Daniel Pilote est le demandeur dans la requête du Conseil pour la protection des malades contre les CHSLD. Photo : Radio-Canada.
Daniel Pilote est le demandeur dans la requête du Conseil pour la protection des malades contre les CHSLD. Photo : Radio-Canada.
Un juge de la Cour supérieure du Québec a autorisé lundi un recours collectif de 500 millions de dollars contre le gouvernement provincial pour le traitement « honteux » des résidents des Centres d'hébergement de soins de longue durée (CHSLD).

Le Conseil pour la protection des malades (CPM), une coalition de défense des droits des patients, a lancé le recours collectif en juillet 2018, citant 22 exemples de ce qu'il prétend être des conditions de vie « dégradantes » dans le réseau provincial des CHSLD.

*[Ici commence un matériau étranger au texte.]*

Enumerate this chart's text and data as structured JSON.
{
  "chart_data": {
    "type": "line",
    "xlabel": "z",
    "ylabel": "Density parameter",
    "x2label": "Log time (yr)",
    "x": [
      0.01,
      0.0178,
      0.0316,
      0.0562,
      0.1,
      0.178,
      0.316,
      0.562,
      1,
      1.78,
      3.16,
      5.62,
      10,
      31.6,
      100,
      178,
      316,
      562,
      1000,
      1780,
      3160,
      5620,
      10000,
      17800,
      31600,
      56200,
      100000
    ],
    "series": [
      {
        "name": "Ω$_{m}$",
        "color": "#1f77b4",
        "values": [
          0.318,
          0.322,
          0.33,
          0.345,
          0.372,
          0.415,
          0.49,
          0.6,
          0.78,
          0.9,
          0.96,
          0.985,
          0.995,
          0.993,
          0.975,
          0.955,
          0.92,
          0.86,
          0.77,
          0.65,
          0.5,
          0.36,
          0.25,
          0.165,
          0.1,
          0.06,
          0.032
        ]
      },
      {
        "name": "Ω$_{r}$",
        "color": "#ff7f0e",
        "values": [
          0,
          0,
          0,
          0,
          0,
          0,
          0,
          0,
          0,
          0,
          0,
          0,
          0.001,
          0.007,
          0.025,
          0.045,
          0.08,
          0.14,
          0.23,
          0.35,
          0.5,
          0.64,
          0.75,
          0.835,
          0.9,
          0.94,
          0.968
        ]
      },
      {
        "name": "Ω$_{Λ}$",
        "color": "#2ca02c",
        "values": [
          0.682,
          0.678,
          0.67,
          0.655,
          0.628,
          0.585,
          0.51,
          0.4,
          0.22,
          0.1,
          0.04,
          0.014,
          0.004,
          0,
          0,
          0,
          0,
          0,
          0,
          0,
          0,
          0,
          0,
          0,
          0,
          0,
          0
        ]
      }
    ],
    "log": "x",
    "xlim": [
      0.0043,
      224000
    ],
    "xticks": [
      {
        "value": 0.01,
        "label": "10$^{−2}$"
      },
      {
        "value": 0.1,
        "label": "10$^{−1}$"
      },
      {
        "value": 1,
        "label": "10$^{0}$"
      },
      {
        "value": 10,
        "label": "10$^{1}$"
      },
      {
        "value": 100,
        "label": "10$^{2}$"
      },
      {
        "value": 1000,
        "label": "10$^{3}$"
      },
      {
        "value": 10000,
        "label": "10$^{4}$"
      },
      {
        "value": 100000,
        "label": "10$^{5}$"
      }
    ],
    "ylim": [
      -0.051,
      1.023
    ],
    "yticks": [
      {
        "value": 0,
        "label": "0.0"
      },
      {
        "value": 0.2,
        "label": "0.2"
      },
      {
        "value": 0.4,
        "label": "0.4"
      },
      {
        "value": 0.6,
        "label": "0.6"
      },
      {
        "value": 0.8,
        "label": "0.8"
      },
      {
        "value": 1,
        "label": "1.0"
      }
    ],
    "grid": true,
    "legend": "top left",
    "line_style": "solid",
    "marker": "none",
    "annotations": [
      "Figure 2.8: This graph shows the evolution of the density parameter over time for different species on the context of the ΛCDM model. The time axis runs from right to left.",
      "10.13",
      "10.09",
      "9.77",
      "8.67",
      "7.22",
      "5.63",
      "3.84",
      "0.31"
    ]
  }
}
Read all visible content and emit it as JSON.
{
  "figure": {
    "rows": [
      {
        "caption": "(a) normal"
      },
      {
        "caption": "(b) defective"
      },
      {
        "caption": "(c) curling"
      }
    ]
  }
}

L'autorisation du juge Donald Bisson signifie que le recours collectif peut aller de l'avant, mais les allégations doivent être prouvées en cour. Le processus judiciaire pourrait prendre des années.

Le recours collectif allègue la négligence systémique et le mauvais traitement de patients dans des CHSLD.

Le Conseil pour la protection des malades réclame des dommages et intérêts compensatoires de 250 $ à 750 $ par résident, ainsi que des dommages et intérêts exemplaires de 100 $ par personne, et ce, pour chaque mois passé dans un CHSLD.

Au total, les avocats estiment que le recours collectif toucherait 34 000 personnes, depuis le 9 juillet 2015, et que l'indemnisation totale demandée pourrait atteindre au moins 500 millions de dollars.

Le demandeur principal du recours collectif est Daniel Pilote, qui souffre de dystrophie musculaire et qui vit dans un CHSLD à Saint-Jean-sur-Richelieu, en Montérégie. Il était appuyé dans ses démarches par l’avocat Philippe-Antoine Larochelle.

Me Étienne Bisson-Michaud défendait le CHSLD de Sainte-Catherine tandis que les autres CISSS et CIUSSS de la province étaient représentés par Mes Luc de la Sablonnière et Marie-Andrée Gagnon.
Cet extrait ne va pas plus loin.